If $a_n$ must be all $0$? 
Show that if a sequence ${a_n}$ satisfies $\sum_{n=1}^{\infty}{a_nn^k}=0$, for all $k=1,2,...$, then $a_n=0$ for all $n$.

From the series I can only get $\underset{n\rightarrow \infty}{\lim}a_nn^k=0$, $\forall k
$.
I am confused that if $a_n=e^{-n}$, then $\underset{n\rightarrow \infty}{\lim}a_nn^k=0$, $\forall k
$, so maybe there really exists a sequence $a_n$ not all $a_n=0$, s.t. $\sum_{n=1}^{\infty}{a_nn^k}=0$, $k=1,2,...$.
The $\sum_{n=1}^{\infty}{a_nn^k}=0$ can be regarded as an inner product of $(a_1,...,a_n,...)$ and $(1^k,2^k,...,n^k,...)$.
I want to use the Hilbert space $l_2$ to solve the question.
As we have $(a_1,...,a_n,...)\in l^2
$, but $(1^k,2^k,...,n^k,...)\notin l^2$, so it's useless.

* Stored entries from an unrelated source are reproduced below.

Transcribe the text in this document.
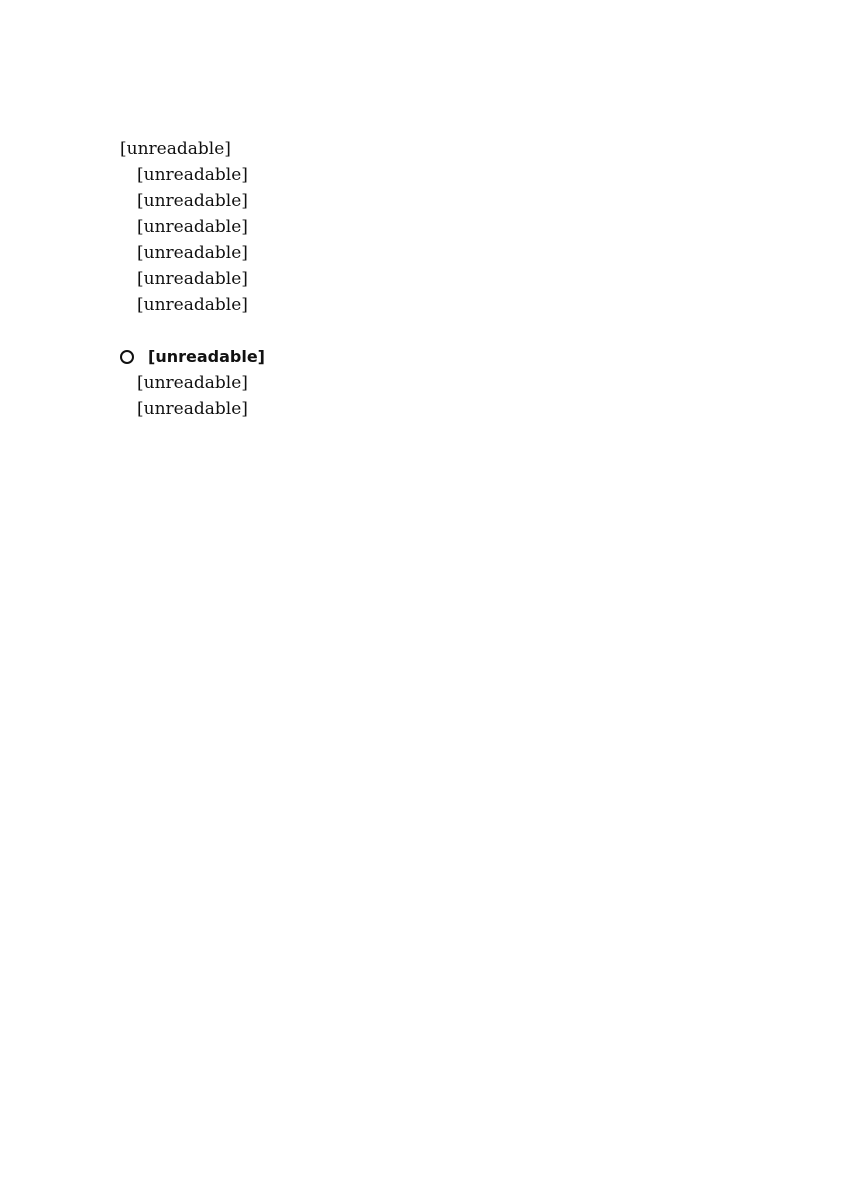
[unreadable]

[unreadable]

[unreadable]

[unreadable]

[unreadable]

[unreadable]

[unreadable]

[unreadable]

[unreadable]

[unreadable]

Thank you for sharing your mind.
 A: Please familiarize yourself with complex analysis if necessary...
$\textbf{Preleminaries:}$
For $j \in \mathbb{N}$ set $$g_{j}(z) := \frac{\sin(2 \pi z)}{z-j}.$$
Note that $g_{j}$ has a removable singularity at $z = j$ and we can set $g_{j}(j) = 2 \pi$. Thus $g_{j}$ is an entire function that has a Taylor series centered at $0$ with rapidly decaying coefficients. Set
$$f_{j}(z) = zg_{j}(z).$$
Note that we have $f_{j}(j) = 2 \pi j$ and $f_{j}(n) = 0$ if $n \in \mathbb{Z}\setminus\{j\}.$
Set the Taylor series of $f_{j}$ around $z = 0$ to be
$$f_{j}(z) = \sum_{k=1}^{\infty}c_{j,k}z^{k}.$$
Note that the coefficients $c_{j,k}$ rapidly decay to $0$ (faster than any inverse polynomial decay) as $k \rightarrow \infty$ as $f_{j}$ is an entire function.

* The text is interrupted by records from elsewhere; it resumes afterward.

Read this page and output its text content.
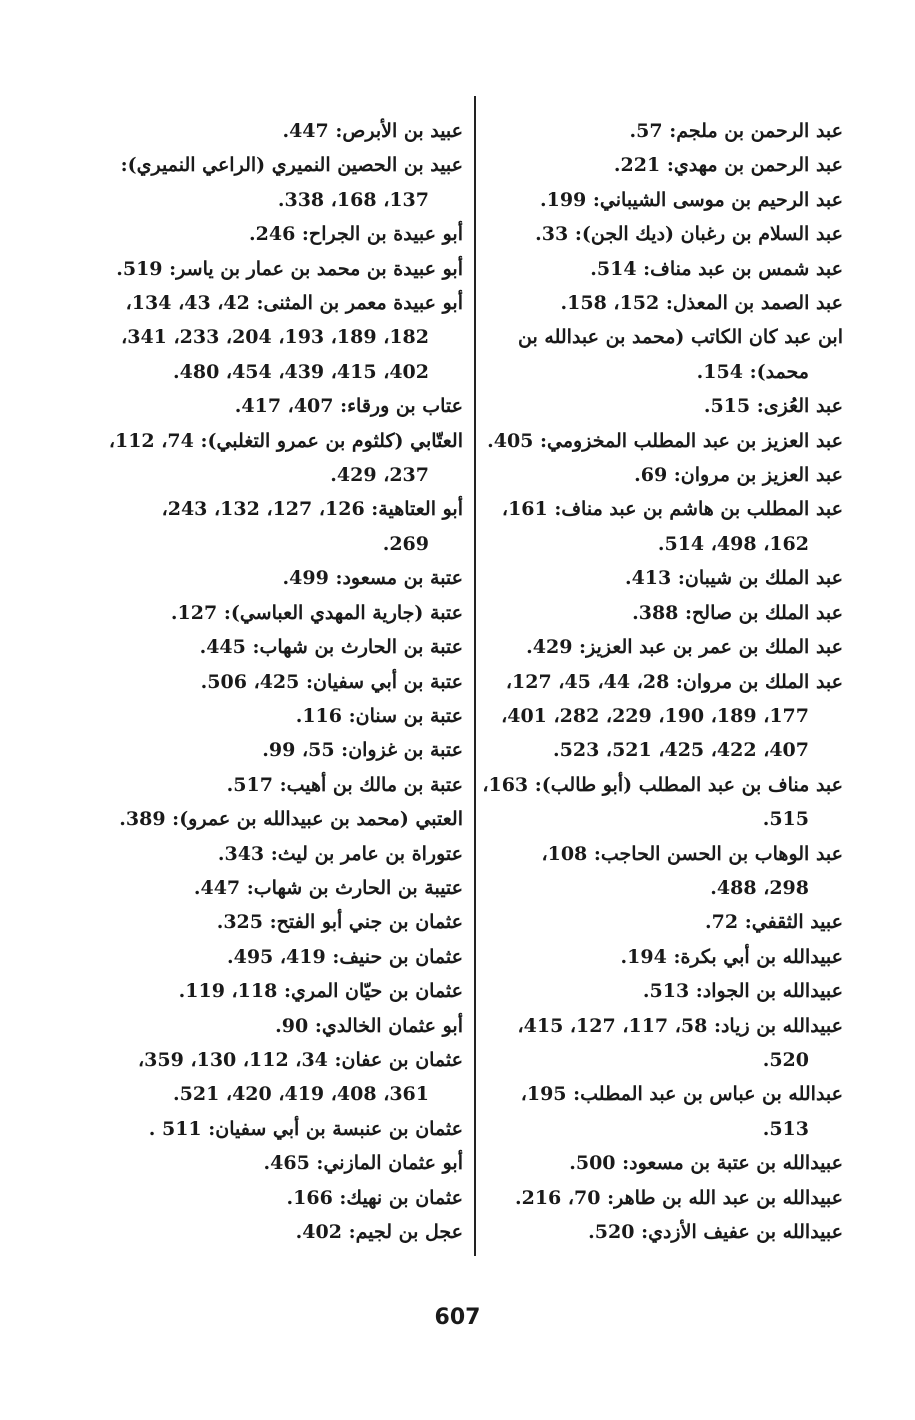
عبد الرحمن بن ملجم: 57.
عبد الرحمن بن مهدي: 221.
عبد الرحيم بن موسى الشيباني: 199.
عبد السلام بن رغبان (ديك الجن): 33.
عبد شمس بن عبد مناف: 514.
عبد الصمد بن المعذل: 152، 158.
ابن عبد كان الكاتب (محمد بن عبدالله بن
محمد): 154.
عبد العُزى: 515.
عبد العزيز بن عبد المطلب المخزومي: 405.
عبد العزيز بن مروان: 69.
عبد المطلب بن هاشم بن عبد مناف: 161،
162، 498، 514.
عبد الملك بن شيبان: 413.
عبد الملك بن صالح: 388.
عبد الملك بن عمر بن عبد العزيز: 429.
عبد الملك بن مروان: 28، 44، 45، 127،
177، 189، 190، 229، 282، 401،
407، 422، 425، 521، 523.
عبد مناف بن عبد المطلب (أبو طالب): 163،
515.
عبد الوهاب بن الحسن الحاجب: 108،
298، 488.
عبيد الثقفي: 72.
عبيدالله بن أبي بكرة: 194.
عبيدالله بن الجواد: 513.
عبيدالله بن زياد: 58، 117، 127، 415،
520.
عبدالله بن عباس بن عبد المطلب: 195،
513.
عبيدالله بن عتبة بن مسعود: 500.
عبيدالله بن عبد الله بن طاهر: 70، 216.
عبيدالله بن عفيف الأزدي: 520.
عبيد بن الأبرص: 447.
عبيد بن الحصين النميري (الراعي النميري):
137، 168، 338.
أبو عبيدة بن الجراح: 246.
أبو عبيدة بن محمد بن عمار بن ياسر: 519.
أبو عبيدة معمر بن المثنى: 42، 43، 134،
182، 189، 193، 204، 233، 341،
402، 415، 439، 454، 480.
عتاب بن ورقاء: 407، 417.
العتّابي (كلثوم بن عمرو التغلبي): 74، 112،
237، 429.
أبو العتاهية: 126، 127، 132، 243،
269.
عتبة بن مسعود: 499.
عتبة (جارية المهدي العباسي): 127.
عتبة بن الحارث بن شهاب: 445.
عتبة بن أبي سفيان: 425، 506.
عتبة بن سنان: 116.
عتبة بن غزوان: 55، 99.
عتبة بن مالك بن أهيب: 517.
العتبي (محمد بن عبيدالله بن عمرو): 389.
عتوراة بن عامر بن ليث: 343.
عتيبة بن الحارث بن شهاب: 447.
عثمان بن جني أبو الفتح: 325.
عثمان بن حنيف: 419، 495.
عثمان بن حيّان المري: 118، 119.
أبو عثمان الخالدي: 90.
عثمان بن عفان: 34، 112، 130، 359،
361، 408، 419، 420، 521.
عثمان بن عنبسة بن أبي سفيان: 511 .
أبو عثمان المازني: 465.
عثمان بن نهيك: 166.
عجل بن لجيم: 402.
607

$\textbf{Onto the main question:}$
Note that for all $j \in \mathbb{N}$ we have the following:
$$0 = \sum_{k=1}^{\infty}c_{j,k} \sum_{n=1}^{\infty} a_{n} n^{k}$$
Because of the decay properties of $(c_{j,k})_{k=1}^{\infty}$ we have
$$0 = \sum_{k=1}^{\infty}c_{j,k} \sum_{n=1}^{\infty} a_{n} n^{k} = \sum_{n=1}^{\infty}a_{n}\sum_{k=1}^{\infty}c_{j,k}n^{k} = \sum_{n=1}^{\infty}a_{n}f_{j}(n) = 2 \pi j a_{j}. $$
Thus $a_{j} = 0$ for all $j \in \mathbb{N}.$
Feel free to make the proof more rigorous or to remove complex analysis.